The rest of the psalm, especially verses 24-26, would seem to be pat
platitudes without the power of this realization and the speaker's candor
about his own feelings.
The NIV loses much of the poetry in clarifying the language: the NLT goes
overboard in finding a "modern" expression and is like trying to
get your singing pitch from an out-of-tune piano.
But for Jonathan's purposes in bringing comfort to his father, this might not
be the best choice of Psalms. The more obvious choices would include Psalm
23. No one would dare change much about the opening line "The Lord is my
shepherd", but what happens to "I shall not want." The NIV
insists upon "I shall not be in want." At least that's better than
the NLT "I have everything I need." The unqualified "I shall
not want" covers everything in both the older sense of "want"
as "lack" as well as the sense of "desire," just coming
into currency in EM times. It has a shade of the categorical, the absolute,
that transcends one little person's situation.
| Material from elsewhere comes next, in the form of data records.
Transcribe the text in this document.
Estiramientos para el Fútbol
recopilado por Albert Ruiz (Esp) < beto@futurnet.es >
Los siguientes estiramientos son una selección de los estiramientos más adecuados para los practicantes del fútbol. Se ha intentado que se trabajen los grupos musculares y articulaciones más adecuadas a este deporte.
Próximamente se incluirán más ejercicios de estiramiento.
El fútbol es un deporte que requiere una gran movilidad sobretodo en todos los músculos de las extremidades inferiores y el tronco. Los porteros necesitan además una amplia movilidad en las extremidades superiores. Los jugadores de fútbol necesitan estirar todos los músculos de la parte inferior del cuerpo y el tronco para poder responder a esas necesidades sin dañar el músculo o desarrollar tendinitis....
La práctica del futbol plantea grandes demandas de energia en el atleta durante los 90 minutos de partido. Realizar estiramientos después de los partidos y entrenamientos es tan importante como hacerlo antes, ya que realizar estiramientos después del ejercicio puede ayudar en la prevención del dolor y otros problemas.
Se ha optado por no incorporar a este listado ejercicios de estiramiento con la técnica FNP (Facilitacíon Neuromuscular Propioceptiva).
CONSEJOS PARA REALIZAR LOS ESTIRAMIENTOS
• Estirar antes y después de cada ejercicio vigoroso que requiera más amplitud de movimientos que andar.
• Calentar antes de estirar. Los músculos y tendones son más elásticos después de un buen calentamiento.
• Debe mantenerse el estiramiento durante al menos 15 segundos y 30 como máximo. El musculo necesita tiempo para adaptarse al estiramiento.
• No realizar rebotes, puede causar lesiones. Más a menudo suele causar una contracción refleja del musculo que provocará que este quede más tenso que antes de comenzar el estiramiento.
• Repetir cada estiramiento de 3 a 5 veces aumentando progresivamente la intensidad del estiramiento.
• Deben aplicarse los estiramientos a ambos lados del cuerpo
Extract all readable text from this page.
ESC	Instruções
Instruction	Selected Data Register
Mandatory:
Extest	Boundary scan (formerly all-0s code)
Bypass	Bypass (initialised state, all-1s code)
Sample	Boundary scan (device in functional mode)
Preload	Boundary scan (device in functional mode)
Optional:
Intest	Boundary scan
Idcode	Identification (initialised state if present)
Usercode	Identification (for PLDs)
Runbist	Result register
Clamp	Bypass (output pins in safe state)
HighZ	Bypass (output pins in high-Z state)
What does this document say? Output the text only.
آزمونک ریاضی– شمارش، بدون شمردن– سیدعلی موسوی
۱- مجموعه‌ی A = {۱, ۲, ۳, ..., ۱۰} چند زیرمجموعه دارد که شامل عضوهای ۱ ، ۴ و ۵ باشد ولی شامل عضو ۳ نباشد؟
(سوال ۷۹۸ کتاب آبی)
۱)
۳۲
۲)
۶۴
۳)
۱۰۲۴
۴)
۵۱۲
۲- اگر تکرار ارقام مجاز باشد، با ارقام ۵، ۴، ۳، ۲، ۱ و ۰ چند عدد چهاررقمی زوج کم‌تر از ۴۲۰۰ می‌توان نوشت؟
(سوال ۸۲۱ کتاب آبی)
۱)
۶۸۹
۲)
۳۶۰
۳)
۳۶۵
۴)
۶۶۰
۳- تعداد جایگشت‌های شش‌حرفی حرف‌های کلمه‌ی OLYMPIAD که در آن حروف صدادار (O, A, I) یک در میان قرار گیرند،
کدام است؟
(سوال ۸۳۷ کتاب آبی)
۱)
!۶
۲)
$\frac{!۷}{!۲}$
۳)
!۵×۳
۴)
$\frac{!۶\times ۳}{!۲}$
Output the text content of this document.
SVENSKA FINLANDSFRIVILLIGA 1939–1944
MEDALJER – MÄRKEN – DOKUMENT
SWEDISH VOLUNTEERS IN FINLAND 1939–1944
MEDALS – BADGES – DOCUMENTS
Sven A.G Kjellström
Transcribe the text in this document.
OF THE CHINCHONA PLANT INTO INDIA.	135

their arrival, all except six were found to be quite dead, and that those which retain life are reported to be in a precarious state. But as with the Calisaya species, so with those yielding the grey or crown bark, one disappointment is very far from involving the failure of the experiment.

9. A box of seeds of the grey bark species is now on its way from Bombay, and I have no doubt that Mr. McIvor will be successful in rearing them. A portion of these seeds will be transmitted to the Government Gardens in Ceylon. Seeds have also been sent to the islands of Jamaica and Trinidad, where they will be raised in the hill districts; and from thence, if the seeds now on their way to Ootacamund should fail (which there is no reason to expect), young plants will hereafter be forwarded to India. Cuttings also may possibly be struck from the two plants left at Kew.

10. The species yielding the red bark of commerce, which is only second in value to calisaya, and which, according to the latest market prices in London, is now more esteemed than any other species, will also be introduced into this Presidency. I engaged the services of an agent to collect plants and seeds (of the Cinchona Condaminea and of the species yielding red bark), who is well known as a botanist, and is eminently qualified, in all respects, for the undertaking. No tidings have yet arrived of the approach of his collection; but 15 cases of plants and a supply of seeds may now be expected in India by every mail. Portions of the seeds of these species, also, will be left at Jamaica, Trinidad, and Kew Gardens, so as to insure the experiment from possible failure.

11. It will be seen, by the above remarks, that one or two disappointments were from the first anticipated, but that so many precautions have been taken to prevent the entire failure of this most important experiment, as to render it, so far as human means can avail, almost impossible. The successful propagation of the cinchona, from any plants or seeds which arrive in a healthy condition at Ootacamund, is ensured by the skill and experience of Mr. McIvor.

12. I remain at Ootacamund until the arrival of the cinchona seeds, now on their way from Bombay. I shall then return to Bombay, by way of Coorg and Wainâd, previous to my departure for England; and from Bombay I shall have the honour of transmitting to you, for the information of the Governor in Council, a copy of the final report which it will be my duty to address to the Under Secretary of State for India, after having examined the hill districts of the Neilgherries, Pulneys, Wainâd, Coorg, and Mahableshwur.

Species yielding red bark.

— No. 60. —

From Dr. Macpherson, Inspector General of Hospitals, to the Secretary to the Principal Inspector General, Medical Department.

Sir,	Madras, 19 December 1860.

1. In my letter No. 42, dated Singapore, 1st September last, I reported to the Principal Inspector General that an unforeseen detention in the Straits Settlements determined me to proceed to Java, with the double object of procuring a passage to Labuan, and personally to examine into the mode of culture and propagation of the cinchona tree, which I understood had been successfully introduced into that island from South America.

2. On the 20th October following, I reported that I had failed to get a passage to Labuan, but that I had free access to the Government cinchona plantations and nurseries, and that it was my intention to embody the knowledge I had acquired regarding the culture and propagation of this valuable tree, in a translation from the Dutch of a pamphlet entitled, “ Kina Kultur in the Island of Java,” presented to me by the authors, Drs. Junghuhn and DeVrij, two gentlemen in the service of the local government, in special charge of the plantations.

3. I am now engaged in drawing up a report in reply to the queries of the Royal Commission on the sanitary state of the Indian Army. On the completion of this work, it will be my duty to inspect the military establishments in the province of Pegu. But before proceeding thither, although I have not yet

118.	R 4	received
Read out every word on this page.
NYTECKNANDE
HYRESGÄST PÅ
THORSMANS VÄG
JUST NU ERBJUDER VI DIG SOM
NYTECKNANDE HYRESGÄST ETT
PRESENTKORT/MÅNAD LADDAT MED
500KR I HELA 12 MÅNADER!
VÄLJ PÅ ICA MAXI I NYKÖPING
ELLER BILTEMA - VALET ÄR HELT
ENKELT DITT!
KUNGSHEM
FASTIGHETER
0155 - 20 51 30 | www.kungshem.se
Ambiguity that enlarges without confusing, concreteness and specificity while
remaining universal: these are some earmarks of poetry that the KJV has and
that other translations lack altogether or, worse, attain halfway--and that
usually by borrowing the KJV verbatim.
Lastly, the NIV often lacks fidelity to the spirit of the Hebrew, with its
repetitions and its balances. It trudges along in linear fashion, in lines
without meter or rhythm, without pause or caesura. It simply does not sing!
And is that not what Milton prayed his Heavenly Muse to do?
Dismissing the NIV as a Bible for dummies is as wrong-headed as bashing the
KJV for its archaism. And neither critical stance has much to do with a
stated human purpose like comforting one's father in extremis.
Nancy Charlton
http://groups.google.com/group/paradiselostdaily
. . . Till old experience do attain
To something like prophetic strain. (Il Penseroso)
--- On Thu, 11/20/08, jonnyangel <junkopardner at comcast.net>
wrote:
From: jonnyangel
<junkopardner at comcast.net>
Subject: Re: [Milton-L] Paradise Lost -- Parallel Prose Edition
To: "John Milton Discussion List"
<milton-l at lists.richmond.edu>
Date: Thursday, November 20, 2008, 8:15 PM
On 11/20/08 10:04 PM, "Matthew Stallard" <stallard at ohio.edu>
wrote:
> The NIV is a respected, scholarly modern English translation of the Bible
> that took many years to produce. I don't understand your use of
"dummies"
> in this context. Is modern English "dumb" to you?
Modern English is not dumb to me. Where Modern English gets dumb is when it
gets in its time machine and travels back through centuries and tries to
make that language "modern" and "accessible".
The NIV may make the text more accessible to modern readers, but it strips
it of its poetic beauty in the process (especially with Psalms).
The question therefore is not whether modern English is dumb, but rather can
modern English make old English "accessible" to modern readers
without
stripping it of its power, beauty and poetry.